Blog Posts Could Cross-Docking Help Your Supply Chain?

Whether they’re consolidating LTL into truckload to reduce the number of deliveries to retail outlets or breaking larger loads into individual orders for home delivery, more and more companies are finding value in cross-docking today.

There has been a recent resurgence of interest in the practice of receiving product and shipping it out without putting it into storage. Cross-docks are typically used for “hub-and-spoke” arrangements, consolidation, or deconsolidation.

Saddle Creek’s new report explores the advantages of cross-docking in today’s marketplace, identifies important factors to consider before adopting the practice, and examines when it makes sense to outsource.

Following is an excerpt from the Ultimate Cross-Docking Guide

Why Cross-Dock?

Companies find that cross-docking gives them an opportunity to take costs out of their supply chains and gain transportation efficiencies, so they can better serve their customers.

Enhanced Service

“Most companies consider cross-docking to improve customer service,” says Tom Patterson, a senior vice president at Saddle Creek Logistics Services with more than 30 years of cross-docking experience.

Cross-docking allows products to reach their end destination more quickly and economically, ensuring that products are available when needed and reducing supply chain costs. This is particularly important for omnichannel operations challenged to meet increasing demand for same-day or next-day deliveries.

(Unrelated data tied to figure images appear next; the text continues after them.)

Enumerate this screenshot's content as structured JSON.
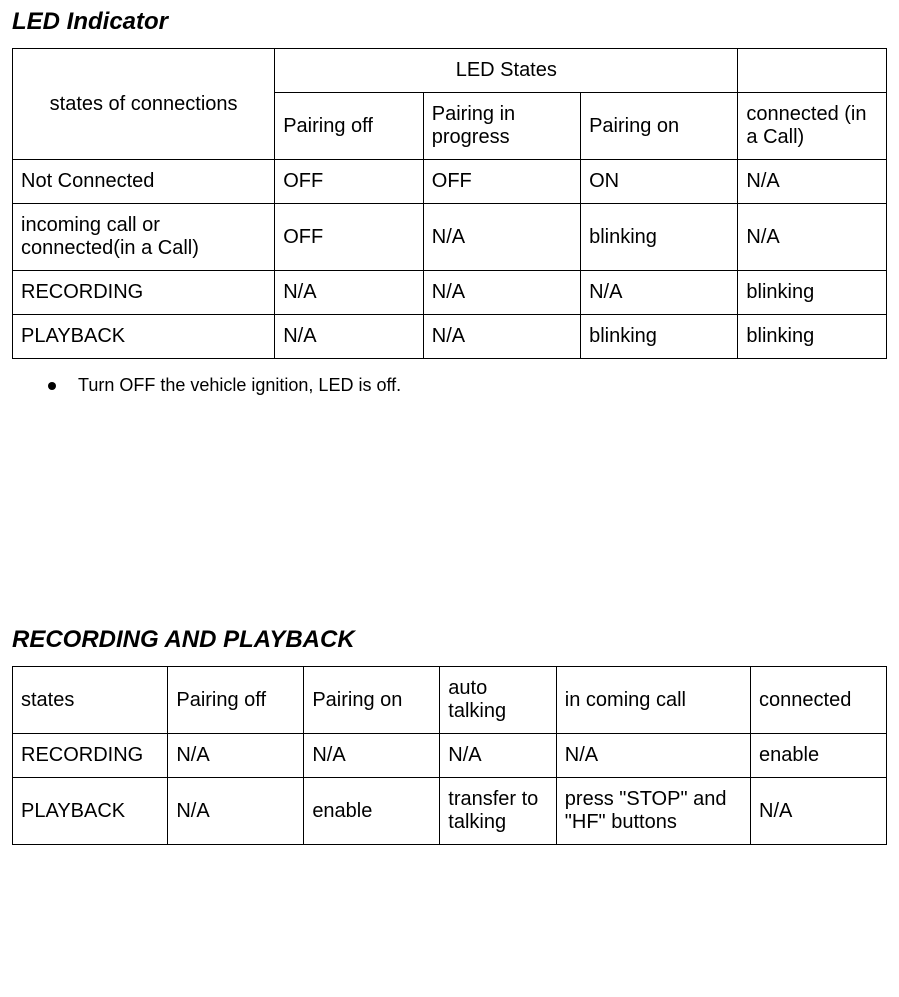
{
  "led": {
    "title": "LED Indicator",
    "row_header_label": "states of connections",
    "group_header": "LED States",
    "subheaders": {
      "c1": "Pairing off",
      "c2": "Pairing in progress",
      "c3": "Pairing on",
      "c4": " connected (in a Call)"
    },
    "rows": [
      {
        "label": "Not Connected",
        "c1": "OFF",
        "c2": "OFF",
        "c3": "ON",
        "c4": "N/A"
      },
      {
        "label": "incoming call or connected(in a Call)",
        "c1": "OFF",
        "c2": "N/A",
        "c3": "blinking",
        "c4": "N/A"
      },
      {
        "label": "RECORDING",
        "c1": "N/A",
        "c2": "N/A",
        "c3": "N/A",
        "c4": "blinking"
      },
      {
        "label": "PLAYBACK",
        "c1": "N/A",
        "c2": "N/A",
        "c3": "blinking",
        "c4": "blinking"
      }
    ],
    "bullet": "Turn OFF the vehicle ignition, LED is off."
  },
  "rec": {
    "title": "RECORDING AND PLAYBACK",
    "headers": {
      "c0": "states",
      "c1": "Pairing off",
      "c2": "Pairing on",
      "c3": "auto talking",
      "c4": "in coming call",
      "c5": "connected"
    },
    "rows": [
      {
        "c0": "RECORDING",
        "c1": "N/A",
        "c2": "N/A",
        "c3": "N/A",
        "c4": "N/A",
        "c5": "enable"
      },
      {
        "c0": "PLAYBACK",
        "c1": "N/A",
        "c2": "enable",
        "c3": "transfer to talking",
        "c4": "press \"STOP\" and \"HF\" buttons",
        "c5": "N/A"
      }
    ]
  }
}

Recently, Patterson observes, there has been expanded use of cross-docking to support a direct-to-consumer business model – specifically for home delivery. The practice allows omnichannel companies to have a smaller representative inventory of products that can be quickly deployed to meet customer demand.

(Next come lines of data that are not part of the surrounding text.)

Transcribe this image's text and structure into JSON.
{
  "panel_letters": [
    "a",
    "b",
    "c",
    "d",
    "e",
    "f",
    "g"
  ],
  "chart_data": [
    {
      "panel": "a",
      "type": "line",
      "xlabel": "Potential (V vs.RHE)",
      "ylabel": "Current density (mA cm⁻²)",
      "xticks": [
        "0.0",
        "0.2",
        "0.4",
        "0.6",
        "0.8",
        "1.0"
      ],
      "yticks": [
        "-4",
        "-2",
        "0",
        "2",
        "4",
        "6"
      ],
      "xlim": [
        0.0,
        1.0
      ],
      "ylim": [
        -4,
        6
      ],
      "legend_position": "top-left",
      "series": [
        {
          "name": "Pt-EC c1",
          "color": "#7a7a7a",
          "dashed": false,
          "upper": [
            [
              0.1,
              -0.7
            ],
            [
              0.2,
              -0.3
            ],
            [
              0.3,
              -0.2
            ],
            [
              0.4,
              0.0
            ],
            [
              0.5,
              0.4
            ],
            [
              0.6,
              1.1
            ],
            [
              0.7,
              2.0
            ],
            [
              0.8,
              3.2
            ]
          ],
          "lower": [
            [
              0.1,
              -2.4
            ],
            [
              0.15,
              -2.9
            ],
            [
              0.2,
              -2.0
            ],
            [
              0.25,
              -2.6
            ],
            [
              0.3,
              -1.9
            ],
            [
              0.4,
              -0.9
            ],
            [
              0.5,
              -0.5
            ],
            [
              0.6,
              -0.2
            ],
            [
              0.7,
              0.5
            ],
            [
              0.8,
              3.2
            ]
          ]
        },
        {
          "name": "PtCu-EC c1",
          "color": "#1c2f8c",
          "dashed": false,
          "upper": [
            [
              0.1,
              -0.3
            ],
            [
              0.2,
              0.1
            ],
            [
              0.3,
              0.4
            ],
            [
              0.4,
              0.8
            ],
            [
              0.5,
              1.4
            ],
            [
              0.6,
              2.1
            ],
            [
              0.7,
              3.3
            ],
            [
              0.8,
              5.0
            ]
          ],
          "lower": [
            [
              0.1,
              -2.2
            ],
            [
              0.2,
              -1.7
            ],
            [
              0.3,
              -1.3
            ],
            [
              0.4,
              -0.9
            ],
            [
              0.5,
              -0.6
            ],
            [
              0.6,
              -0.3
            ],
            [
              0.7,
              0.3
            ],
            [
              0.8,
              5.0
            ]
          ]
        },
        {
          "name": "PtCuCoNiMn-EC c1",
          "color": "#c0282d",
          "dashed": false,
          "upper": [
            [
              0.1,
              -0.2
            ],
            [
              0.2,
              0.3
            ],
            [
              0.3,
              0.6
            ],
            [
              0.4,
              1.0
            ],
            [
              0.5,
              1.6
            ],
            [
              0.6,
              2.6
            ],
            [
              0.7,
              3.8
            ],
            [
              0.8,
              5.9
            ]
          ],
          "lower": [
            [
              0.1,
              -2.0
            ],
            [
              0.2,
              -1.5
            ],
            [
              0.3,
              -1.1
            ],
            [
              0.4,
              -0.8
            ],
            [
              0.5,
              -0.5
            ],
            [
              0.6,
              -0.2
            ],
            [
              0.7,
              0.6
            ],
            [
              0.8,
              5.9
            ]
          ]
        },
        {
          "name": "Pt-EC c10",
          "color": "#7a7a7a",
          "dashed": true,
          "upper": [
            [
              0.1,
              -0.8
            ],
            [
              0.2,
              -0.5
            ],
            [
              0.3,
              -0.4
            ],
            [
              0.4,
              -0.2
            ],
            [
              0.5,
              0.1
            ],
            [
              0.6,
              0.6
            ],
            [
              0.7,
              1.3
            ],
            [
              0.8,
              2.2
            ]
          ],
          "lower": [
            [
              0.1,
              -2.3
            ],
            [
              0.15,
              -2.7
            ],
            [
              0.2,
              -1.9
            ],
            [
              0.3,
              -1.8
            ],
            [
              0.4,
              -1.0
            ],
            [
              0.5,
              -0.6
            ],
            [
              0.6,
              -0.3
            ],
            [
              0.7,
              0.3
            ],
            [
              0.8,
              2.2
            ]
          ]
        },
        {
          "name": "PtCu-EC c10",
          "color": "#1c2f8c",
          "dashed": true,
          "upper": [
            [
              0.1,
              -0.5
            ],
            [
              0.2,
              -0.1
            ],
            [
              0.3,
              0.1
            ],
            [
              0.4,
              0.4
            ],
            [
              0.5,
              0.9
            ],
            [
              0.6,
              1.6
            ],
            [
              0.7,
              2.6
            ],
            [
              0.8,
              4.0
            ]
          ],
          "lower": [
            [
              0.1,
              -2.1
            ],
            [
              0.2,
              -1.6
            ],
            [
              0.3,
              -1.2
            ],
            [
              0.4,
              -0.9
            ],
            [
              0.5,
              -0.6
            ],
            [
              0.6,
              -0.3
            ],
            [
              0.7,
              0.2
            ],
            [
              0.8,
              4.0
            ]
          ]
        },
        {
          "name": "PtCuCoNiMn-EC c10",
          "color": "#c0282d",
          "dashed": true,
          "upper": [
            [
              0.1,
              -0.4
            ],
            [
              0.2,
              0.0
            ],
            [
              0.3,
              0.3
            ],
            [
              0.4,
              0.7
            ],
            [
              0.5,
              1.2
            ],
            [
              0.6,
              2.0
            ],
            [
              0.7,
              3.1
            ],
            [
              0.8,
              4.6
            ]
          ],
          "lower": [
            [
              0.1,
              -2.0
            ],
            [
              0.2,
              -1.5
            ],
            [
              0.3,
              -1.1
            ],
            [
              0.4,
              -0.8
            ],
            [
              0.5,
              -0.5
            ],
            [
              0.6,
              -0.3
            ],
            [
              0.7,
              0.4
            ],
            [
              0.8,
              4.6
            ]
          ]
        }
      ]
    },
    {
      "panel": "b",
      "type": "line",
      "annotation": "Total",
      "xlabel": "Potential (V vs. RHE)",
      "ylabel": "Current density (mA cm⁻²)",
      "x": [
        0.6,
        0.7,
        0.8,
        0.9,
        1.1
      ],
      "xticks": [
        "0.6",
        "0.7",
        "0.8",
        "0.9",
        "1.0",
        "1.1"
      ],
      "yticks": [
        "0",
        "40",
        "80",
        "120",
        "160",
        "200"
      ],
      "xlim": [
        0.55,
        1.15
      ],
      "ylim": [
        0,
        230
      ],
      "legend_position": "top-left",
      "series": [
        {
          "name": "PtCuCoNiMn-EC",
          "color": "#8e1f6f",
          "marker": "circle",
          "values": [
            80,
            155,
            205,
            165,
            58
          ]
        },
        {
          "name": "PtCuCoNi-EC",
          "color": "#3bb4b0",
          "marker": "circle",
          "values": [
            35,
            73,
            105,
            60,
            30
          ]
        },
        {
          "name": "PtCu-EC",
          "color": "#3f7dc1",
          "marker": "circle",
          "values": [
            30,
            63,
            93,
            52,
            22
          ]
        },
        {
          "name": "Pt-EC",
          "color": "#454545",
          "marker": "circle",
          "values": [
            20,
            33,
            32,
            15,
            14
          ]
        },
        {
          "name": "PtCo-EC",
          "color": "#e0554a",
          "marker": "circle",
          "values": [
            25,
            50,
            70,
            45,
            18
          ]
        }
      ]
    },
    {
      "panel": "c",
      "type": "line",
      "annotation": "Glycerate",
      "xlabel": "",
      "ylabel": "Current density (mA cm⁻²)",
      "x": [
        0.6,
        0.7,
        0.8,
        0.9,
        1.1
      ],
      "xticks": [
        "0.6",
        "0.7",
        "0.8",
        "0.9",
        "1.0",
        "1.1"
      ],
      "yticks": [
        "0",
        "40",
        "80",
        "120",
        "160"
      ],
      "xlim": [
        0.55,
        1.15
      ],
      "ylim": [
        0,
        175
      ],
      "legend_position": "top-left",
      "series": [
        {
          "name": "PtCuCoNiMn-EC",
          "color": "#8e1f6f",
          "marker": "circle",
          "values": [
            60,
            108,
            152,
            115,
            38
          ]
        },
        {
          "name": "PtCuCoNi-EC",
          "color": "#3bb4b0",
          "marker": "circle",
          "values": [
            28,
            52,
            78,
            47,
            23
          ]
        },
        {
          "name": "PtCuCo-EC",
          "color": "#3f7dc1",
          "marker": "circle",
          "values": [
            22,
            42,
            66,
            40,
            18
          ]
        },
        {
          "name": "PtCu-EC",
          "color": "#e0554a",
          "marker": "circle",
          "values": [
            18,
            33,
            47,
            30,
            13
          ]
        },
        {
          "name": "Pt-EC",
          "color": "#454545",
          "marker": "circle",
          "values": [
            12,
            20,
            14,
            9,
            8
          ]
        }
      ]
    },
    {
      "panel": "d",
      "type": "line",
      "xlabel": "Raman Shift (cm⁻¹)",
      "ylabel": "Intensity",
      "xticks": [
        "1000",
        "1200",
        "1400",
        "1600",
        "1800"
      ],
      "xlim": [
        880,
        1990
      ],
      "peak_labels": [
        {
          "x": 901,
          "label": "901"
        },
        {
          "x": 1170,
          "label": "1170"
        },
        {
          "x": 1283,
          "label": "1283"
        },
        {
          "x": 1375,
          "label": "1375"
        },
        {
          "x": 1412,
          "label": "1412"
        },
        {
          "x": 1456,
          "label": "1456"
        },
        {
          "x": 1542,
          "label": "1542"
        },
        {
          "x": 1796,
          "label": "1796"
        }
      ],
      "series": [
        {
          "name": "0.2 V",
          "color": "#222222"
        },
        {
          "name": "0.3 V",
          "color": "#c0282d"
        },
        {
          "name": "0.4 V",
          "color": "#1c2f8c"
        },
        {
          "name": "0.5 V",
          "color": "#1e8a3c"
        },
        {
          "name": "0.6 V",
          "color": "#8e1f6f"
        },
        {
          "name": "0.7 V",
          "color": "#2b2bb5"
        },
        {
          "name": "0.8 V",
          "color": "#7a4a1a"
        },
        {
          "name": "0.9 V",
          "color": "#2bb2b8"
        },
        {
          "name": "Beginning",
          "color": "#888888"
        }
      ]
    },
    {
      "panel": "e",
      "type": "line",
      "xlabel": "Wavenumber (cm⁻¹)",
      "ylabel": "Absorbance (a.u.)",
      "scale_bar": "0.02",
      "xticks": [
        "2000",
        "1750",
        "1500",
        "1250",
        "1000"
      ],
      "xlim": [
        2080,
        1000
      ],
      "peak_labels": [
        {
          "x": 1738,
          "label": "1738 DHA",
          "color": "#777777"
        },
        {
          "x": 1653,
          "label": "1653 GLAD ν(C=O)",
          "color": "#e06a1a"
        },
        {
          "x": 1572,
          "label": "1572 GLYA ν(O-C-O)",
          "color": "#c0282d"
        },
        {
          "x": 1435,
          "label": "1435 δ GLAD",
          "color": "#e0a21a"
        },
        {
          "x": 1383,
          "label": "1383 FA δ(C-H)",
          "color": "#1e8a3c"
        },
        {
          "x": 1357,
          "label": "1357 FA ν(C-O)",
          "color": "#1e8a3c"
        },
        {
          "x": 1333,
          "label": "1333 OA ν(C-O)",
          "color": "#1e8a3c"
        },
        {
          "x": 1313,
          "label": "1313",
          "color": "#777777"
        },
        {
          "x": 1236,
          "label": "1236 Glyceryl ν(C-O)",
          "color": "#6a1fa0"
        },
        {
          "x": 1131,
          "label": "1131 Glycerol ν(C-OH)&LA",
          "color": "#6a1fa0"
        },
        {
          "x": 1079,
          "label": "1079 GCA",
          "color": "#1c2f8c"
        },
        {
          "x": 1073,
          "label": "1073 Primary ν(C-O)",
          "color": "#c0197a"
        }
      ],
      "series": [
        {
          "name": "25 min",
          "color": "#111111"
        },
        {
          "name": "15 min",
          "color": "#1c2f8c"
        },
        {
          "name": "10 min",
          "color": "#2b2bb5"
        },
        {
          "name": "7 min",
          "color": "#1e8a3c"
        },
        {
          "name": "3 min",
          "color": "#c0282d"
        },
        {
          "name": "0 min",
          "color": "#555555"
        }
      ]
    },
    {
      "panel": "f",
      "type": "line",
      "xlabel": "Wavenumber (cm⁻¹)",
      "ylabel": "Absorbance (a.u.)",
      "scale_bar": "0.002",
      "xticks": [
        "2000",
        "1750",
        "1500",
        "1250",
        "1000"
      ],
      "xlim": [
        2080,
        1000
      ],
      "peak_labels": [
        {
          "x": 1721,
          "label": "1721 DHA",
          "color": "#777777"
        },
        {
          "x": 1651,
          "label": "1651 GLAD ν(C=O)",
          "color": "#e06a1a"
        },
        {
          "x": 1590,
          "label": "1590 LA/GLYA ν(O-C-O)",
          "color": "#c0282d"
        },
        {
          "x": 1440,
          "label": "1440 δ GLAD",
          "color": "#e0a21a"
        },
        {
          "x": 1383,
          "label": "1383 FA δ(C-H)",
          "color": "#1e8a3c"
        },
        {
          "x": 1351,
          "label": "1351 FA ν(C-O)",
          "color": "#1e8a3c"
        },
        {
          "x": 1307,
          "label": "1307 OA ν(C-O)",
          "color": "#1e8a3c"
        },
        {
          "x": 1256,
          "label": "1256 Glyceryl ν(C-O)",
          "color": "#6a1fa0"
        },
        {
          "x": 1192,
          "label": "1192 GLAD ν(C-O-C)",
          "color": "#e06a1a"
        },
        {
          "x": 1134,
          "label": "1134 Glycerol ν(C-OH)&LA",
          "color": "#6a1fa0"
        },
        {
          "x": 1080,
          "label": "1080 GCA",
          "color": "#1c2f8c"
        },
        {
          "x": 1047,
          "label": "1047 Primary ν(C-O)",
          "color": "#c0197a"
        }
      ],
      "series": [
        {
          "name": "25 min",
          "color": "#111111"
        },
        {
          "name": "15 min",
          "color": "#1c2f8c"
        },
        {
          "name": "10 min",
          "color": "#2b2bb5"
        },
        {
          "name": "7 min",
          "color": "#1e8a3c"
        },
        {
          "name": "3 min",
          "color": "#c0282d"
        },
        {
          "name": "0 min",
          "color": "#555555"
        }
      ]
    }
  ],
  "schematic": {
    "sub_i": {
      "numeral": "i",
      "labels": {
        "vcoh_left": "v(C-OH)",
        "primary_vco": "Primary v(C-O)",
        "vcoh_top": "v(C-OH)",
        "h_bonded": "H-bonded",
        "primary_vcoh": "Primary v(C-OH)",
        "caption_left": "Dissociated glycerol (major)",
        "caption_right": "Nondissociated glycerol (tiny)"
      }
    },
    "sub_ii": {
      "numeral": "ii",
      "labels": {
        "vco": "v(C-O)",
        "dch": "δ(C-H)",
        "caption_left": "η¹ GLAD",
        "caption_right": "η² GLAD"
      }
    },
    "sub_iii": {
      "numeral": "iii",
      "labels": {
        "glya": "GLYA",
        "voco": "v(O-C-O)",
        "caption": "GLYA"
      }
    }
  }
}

Cross-docking can also be used to get the right mix of products to the customer. Some operations break apart pallets into individual orders—layer picking or even case picking to get stores what they need. Store-ready orders can be prepared by suppliers for shipment to the cross-dock, then routed for delivery utilizing the most cost-effective mode of transportation.

Cost Savings

Cross-docking offers opportunities for cost control in several areas, most notably warehouse space, labor and transportation.

Warehouse space.  Since inventory is not stored in a warehouse, companies can avoid the major brick-and-mortar investment of a huge warehouse and reduce their inventory carrying cost.

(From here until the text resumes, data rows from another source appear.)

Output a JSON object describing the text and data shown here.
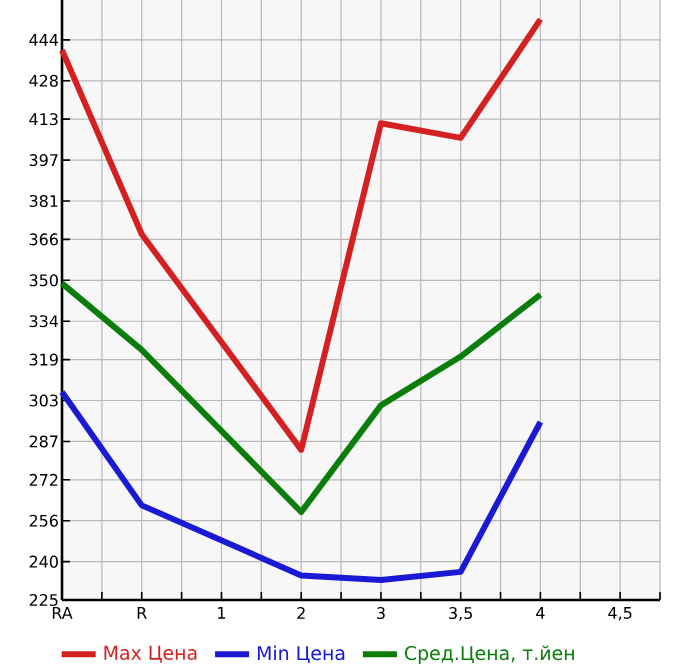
{
  "chart_data": {
    "type": "line",
    "categories": [
      "RA",
      "R",
      "1",
      "2",
      "3",
      "3,5",
      "4",
      "4,5"
    ],
    "series": [
      {
        "name": "Max Цена",
        "color": "#d42020",
        "values": [
          440,
          368,
          null,
          283.7,
          411.4,
          405.7,
          452,
          null
        ]
      },
      {
        "name": "Min Цена",
        "color": "#1a1ad4",
        "values": [
          306.3,
          262,
          null,
          234.6,
          232.8,
          236,
          294.6,
          null
        ]
      },
      {
        "name": "Сред.Цена, т.йен",
        "color": "#0a7d0a",
        "values": [
          348.8,
          322.8,
          null,
          259.4,
          301.1,
          320.2,
          344.4,
          null
        ]
      }
    ],
    "ylim": [
      225,
      459.6
    ],
    "yticks": [
      225,
      240,
      256,
      272,
      287,
      303,
      319,
      334,
      350,
      366,
      381,
      397,
      413,
      428,
      444
    ],
    "grid": true,
    "legend": "bottom",
    "marker": "none",
    "line_style": "solid"
  }
}
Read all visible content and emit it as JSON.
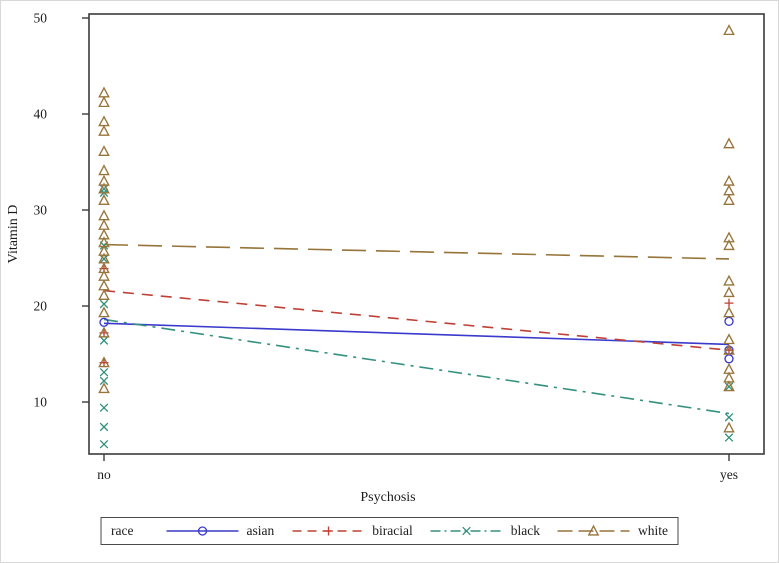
{
  "legend": {
    "title": "race"
  },
  "chart_data": {
    "type": "scatter",
    "title": "",
    "xlabel": "Psychosis",
    "ylabel": "Vitamin D",
    "categories": [
      "no",
      "yes"
    ],
    "yticks": [
      10,
      20,
      30,
      40,
      50
    ],
    "ylim": [
      4.5,
      50.7
    ],
    "grid": "off",
    "legend_position": "bottom",
    "axis_color": "#3b3b3b",
    "text_color": "#1c1c1c",
    "series": [
      {
        "name": "asian",
        "color": "#3a3acc",
        "marker": "circle",
        "dash": "solid",
        "points": {
          "no": [
            18.3
          ],
          "yes": [
            18.4,
            15.4,
            14.5
          ]
        },
        "fit": {
          "no": 18.2,
          "yes": 16.0
        }
      },
      {
        "name": "biracial",
        "color": "#bf4136",
        "marker": "plus",
        "dash": "dash",
        "points": {
          "no": [
            23.9,
            17.2,
            14.1
          ],
          "yes": [
            20.3,
            15.4
          ]
        },
        "fit": {
          "no": 21.6,
          "yes": 15.4
        }
      },
      {
        "name": "black",
        "color": "#35917f",
        "marker": "x",
        "dash": "dashdot",
        "points": {
          "no": [
            32.2,
            31.8,
            26.3,
            24.9,
            20.2,
            16.4,
            13.1,
            12.2,
            9.4,
            7.4,
            5.6
          ],
          "yes": [
            11.6,
            8.4,
            6.3
          ]
        },
        "fit": {
          "no": 18.6,
          "yes": 8.8
        }
      },
      {
        "name": "white",
        "color": "#97743a",
        "marker": "triangle",
        "dash": "longdash",
        "points": {
          "no": [
            42.2,
            41.2,
            39.2,
            38.2,
            36.1,
            34.1,
            33.0,
            32.2,
            31.0,
            29.4,
            28.4,
            27.4,
            26.6,
            25.7,
            24.9,
            23.9,
            23.1,
            22.1,
            21.1,
            19.3,
            17.2,
            14.1,
            11.4
          ],
          "yes": [
            48.7,
            36.9,
            33.0,
            32.0,
            31.0,
            27.1,
            26.3,
            22.6,
            21.4,
            19.3,
            16.5,
            15.4,
            13.4,
            12.5,
            11.6,
            7.3
          ]
        },
        "fit": {
          "no": 26.4,
          "yes": 24.9
        }
      }
    ]
  }
}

Cross-docking does require a somewhat larger footprint in an omnichannel environment where order sizes are much smaller and short-term storage may be needed. “Direct-to-consumer orders for appliances, for example, require more concrete. They’re moving in one’s and two’s, so it might take three to five days to accumulate enough for a truckload,” Patterson explains. “The practice still delivers significant cost-saving efficiencies, however.”

Transportation.  The biggest opportunities for cross-dock savings are transportation related, Patterson says. Considerable freight savings can be achieved by consolidating LTL shipments into full loads. Cross-docking also enables companies to ship full truckloads of products close to the customer, reducing the distance (and cost) of final-mile deliveries. Taking advantage of transportation efficiencies also allows companies to mitigate the impact of rising fuel costs.

Labor.  Because cross-docked products are not put into storage, less handling is required. Companies save on labor costs when they accumulate freight coming in, mix and match it, and put it on trucks.